Mauro Forghieri est ensuite passé chez Lamborghini, où il supervisait la conception du moteur V12 de F1 qui allait propulser les Lola de l’écurie Larrousse en 1989, avant de rejoindre Bugatti – où il a participé à la conception de la EB110 – jusqu’en 1994, date à laquelle il fonde sa propre entreprise, Oral Engineering. Il y sous-traitait de nombreux projets (dont, avec Paul Rosche, le prototype du moteur V10 BMW monté dans les Williams F1 en 2000), et pas seulement pour l’industrie automobile. A la fin des années 80, il avait même travaillé sur un projet de voiture électrique! En bon visionnaire, il était une nouvelle fois en avance sur son temps…
Avec les meilleurs
Tout au long de son parcours, Forghieri a signé plusieurs bolides qui ont marqué l’histoire de Ferrari. A l’image de la mythique 250 GTO, la magnifique 330 P4 championne du monde des marques 1967 («la plus belle», disait-il), les F1 de la génération 312, de la superbe 312B de 1970 à la glorieuse 312T des deux titres de Lauda en 1975 et 77, puis la T5 de Jody Scheckter en 79), jusqu’à la 126 C2 de 1982 à moteur turbo et effet de sol. Forghieri savait aussi s’entourer des meilleurs collaborateurs, n’hésitant jamais à les mettre en avant. Et il a travaillé – outre Lauda, Regazzoni et Scheckter, déjà cités – avec les meilleurs pilotes de différentes époques, de John Surtees à René Arnoux en passant par Chris Amon, Mario Andretti, Lorenzo Bandini, Jacky Ickx, Arturo Merzario, Didier Pironi, Carlos Reutemann, Pedro Rodriguez, Patrick Tambay, Gilles Villeneuve, entre autres. Tous ensemble, ils ont écrit une histoire unique, en des temps où – bien avant les ordinateurs et leurs programmes standardisés – tout émanait directement du cerveau des hommes. Unis par la même passion, et la même quête de perfection.
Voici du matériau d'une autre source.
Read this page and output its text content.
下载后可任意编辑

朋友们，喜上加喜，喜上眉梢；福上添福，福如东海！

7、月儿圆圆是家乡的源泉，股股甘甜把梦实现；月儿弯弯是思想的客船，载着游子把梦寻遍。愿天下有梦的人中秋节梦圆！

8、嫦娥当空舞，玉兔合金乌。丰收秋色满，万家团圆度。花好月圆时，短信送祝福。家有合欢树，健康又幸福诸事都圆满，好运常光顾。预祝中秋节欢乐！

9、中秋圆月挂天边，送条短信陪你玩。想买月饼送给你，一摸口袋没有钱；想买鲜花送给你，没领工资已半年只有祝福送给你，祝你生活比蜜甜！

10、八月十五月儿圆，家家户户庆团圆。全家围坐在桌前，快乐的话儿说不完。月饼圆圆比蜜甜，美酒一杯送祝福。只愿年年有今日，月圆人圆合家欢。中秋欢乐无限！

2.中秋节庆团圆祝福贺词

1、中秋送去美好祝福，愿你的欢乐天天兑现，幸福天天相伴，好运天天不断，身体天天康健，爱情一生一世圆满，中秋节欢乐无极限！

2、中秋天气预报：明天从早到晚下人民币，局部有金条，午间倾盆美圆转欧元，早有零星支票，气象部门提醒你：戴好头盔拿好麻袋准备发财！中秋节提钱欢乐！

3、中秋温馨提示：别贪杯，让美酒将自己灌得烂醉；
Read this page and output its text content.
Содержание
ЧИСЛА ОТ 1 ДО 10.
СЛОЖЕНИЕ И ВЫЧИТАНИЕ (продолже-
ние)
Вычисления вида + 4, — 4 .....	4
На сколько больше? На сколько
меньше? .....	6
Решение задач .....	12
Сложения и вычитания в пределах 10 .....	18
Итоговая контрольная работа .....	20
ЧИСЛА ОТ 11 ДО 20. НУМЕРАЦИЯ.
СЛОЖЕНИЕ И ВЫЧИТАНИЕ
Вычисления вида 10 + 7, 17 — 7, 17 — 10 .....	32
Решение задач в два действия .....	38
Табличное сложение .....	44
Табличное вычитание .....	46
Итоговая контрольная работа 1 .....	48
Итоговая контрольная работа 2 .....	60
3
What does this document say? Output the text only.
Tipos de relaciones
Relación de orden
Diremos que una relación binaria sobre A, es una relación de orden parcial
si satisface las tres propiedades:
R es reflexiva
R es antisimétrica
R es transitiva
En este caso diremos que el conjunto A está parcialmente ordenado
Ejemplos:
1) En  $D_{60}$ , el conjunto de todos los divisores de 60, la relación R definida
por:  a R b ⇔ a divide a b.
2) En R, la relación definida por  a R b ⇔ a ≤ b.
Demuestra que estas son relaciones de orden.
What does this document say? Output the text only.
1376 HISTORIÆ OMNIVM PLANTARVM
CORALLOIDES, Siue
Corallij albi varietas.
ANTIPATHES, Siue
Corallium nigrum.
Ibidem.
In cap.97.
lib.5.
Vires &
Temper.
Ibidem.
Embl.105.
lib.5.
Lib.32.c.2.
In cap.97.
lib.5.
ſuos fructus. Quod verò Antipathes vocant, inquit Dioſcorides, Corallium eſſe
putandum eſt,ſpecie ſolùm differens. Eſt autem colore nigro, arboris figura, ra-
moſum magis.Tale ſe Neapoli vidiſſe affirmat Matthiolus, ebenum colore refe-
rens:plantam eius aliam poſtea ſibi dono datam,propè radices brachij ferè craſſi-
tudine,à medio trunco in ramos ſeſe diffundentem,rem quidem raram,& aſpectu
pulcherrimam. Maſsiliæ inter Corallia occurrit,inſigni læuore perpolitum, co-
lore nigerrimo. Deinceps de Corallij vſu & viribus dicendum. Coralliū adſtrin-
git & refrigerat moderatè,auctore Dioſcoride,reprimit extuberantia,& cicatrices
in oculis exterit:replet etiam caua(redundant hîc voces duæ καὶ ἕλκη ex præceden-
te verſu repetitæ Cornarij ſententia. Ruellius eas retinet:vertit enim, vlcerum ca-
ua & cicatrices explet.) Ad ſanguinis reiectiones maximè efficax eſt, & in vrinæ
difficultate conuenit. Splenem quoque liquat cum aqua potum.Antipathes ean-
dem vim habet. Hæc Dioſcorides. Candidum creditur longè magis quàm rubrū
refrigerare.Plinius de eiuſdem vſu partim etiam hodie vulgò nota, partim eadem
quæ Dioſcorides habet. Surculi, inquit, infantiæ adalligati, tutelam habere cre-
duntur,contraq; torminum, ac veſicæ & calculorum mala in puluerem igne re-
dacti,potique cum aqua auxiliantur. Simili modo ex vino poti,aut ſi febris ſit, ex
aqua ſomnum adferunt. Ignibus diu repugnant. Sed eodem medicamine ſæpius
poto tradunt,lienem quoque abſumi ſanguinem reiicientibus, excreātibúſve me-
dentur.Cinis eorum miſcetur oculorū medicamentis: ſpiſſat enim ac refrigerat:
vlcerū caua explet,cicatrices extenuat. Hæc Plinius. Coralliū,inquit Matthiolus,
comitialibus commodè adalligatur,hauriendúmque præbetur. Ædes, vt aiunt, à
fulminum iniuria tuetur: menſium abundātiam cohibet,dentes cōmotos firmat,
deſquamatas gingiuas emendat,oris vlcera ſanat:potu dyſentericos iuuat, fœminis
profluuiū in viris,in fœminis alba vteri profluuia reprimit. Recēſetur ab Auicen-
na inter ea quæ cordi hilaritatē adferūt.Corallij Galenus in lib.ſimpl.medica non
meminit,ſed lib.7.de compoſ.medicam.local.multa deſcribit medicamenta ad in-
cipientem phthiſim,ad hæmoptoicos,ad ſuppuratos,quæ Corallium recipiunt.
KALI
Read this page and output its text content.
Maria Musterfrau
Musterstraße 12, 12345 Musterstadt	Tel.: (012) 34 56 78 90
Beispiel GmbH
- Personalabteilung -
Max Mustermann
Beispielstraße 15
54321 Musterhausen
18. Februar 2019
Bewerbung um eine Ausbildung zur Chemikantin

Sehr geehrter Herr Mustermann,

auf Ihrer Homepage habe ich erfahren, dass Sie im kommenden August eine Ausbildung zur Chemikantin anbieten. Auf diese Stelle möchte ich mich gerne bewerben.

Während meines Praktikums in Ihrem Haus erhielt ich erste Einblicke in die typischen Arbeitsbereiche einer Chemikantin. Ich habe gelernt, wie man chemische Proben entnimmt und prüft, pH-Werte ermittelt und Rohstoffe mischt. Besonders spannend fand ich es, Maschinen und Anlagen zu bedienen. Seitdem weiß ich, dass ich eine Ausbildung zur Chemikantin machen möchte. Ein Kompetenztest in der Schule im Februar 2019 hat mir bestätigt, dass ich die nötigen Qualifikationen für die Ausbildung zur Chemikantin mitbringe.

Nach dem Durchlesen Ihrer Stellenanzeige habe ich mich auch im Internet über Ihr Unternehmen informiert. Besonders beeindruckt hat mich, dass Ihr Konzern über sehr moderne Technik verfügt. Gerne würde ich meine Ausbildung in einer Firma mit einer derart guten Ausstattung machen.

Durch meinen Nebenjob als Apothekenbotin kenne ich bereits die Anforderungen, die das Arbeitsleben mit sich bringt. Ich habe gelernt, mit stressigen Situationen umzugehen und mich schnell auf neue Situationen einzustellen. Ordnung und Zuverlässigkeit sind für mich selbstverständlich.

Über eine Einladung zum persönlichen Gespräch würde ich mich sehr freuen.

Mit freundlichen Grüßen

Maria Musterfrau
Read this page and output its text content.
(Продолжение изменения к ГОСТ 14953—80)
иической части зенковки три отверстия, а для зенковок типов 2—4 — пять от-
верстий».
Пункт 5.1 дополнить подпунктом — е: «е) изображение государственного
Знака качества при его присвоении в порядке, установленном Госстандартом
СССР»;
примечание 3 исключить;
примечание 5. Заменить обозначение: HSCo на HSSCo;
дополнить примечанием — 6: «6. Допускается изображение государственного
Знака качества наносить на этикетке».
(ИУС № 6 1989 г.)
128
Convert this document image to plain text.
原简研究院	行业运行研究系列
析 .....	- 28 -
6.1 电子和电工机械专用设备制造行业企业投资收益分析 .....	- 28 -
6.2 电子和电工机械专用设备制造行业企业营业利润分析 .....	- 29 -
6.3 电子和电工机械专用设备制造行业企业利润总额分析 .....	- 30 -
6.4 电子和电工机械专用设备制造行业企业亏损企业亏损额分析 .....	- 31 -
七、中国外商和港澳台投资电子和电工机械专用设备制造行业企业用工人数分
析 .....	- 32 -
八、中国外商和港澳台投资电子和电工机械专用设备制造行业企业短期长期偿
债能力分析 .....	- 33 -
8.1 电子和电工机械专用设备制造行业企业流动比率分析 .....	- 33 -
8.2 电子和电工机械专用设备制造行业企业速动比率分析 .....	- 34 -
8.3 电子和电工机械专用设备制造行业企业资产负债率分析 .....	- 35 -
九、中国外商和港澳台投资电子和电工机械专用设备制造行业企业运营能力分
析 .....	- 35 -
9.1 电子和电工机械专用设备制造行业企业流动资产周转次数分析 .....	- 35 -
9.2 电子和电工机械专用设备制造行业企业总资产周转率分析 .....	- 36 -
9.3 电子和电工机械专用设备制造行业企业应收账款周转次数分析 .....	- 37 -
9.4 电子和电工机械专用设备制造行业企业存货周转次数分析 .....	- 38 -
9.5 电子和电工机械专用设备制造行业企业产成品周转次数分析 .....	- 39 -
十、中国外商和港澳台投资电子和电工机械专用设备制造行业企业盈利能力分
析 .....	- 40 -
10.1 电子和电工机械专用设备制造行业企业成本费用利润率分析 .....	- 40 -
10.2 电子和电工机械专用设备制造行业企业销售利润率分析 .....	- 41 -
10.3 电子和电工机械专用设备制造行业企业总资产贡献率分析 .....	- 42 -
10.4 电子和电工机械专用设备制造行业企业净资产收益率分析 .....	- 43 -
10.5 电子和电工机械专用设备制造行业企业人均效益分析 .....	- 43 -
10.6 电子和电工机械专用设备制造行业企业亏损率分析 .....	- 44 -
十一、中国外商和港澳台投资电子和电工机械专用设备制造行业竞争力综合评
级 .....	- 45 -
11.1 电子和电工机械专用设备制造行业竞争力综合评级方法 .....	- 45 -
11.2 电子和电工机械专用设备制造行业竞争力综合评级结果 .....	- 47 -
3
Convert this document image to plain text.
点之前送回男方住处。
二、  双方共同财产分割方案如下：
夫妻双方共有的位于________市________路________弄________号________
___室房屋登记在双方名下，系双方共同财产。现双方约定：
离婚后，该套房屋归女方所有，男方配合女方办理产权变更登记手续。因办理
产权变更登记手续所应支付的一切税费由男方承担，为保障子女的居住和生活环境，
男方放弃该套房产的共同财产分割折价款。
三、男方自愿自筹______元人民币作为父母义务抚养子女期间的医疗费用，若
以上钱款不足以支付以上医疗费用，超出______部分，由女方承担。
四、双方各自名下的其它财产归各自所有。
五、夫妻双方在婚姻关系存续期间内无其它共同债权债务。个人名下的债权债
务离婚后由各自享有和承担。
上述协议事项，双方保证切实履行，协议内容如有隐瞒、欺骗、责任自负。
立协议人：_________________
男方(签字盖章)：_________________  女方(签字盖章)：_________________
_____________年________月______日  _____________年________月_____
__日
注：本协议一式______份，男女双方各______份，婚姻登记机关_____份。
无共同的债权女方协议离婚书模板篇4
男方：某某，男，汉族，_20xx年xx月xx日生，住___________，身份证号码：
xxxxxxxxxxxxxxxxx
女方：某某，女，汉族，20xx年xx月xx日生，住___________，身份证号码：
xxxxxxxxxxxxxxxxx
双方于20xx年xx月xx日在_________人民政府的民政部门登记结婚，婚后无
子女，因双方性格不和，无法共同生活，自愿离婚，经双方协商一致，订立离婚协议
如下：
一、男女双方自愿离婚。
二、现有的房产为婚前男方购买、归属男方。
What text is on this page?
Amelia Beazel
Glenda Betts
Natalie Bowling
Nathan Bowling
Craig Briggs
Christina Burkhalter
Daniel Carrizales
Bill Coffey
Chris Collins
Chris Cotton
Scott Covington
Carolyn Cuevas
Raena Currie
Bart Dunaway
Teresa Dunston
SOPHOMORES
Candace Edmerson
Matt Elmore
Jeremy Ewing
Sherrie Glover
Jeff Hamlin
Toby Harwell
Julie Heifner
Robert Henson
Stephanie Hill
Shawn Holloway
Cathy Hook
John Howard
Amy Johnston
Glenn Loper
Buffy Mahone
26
Jean Campiche: «les décibels montaient vite!»
Détaché par Heuer, puis Longines en tant que responsable du chronométrage au sein de la Scuderia Ferrari de 1973 à fin 1986, le Vaudois Jean Campiche a côtoyé Mauro Forghieri durant 14 ans. «C’était un personnage exceptionnel, par son intelligence et l’étendue de ses qualités» relate Campiche. «Il a créé des moteurs, des châssis, des boites de vitesses, des suspensions, et cela veut tout dire. Des ingénieurs de cette dimension, on n’en trouve plus aujourd’hui!».
Corollaire incontournable, Mauro Forghieri avait aussi son caractère, «incroyablement fort, jusqu’à en être parfois buté» se souvient Jean Campiche. «Avec l’avènement des premières monoplaces à effet de sol, à la charnière des années 70-80, les Ferrari ne se distinguaient pas par leur tenue de route. Un jour, dans un Grand Prix d’Espagne je crois, il a quitté les boxes pour aller voir passer les voitures sur la piste. Quand il est revenu, j’ai entendu son téléphone au Commendatore, il lui disait: «Je dois parler avec les pilotes parce qu’ils empruntent de drôles de trajectoires». Il était tellement convaincu d’avoir raison qu’il ne démordait pas de ses idées. Je ne l’ai jamais entendu dire ‹peut-être›, mais c’est sans doute une qualité!».
Qualité de vie
Mauro Forghieri défendait toutes ses causes avec conviction, «et il ne fallait pas le contredire», sourit Jean Campiche. «Le paddock se souvient de lui pour ses éclats de voix, il parlait souvent très, très fort, et les décibels montaient vite quand on n’était pas d’accord avec lui. Toutefois, c’était très vite oublié. Il était incroyablement convivial, sympathique, et divertissant à l’extrême. Toujours de bonne humeur, aussi, dynamique, infatigable. Et très humain. C’est lui qui a poussé pour que les mécaniciens puissent manger autre chose que des sandwiches sur le pouce autour de la monoplace, conscient que la qualité de vie était importante pour faire du bon travail. C’était aussi un excellent manager, parce qu’il aimait bien les gens. Les pilotes l’appréciaient, et ça marchait, malgré ses coups de gueule…».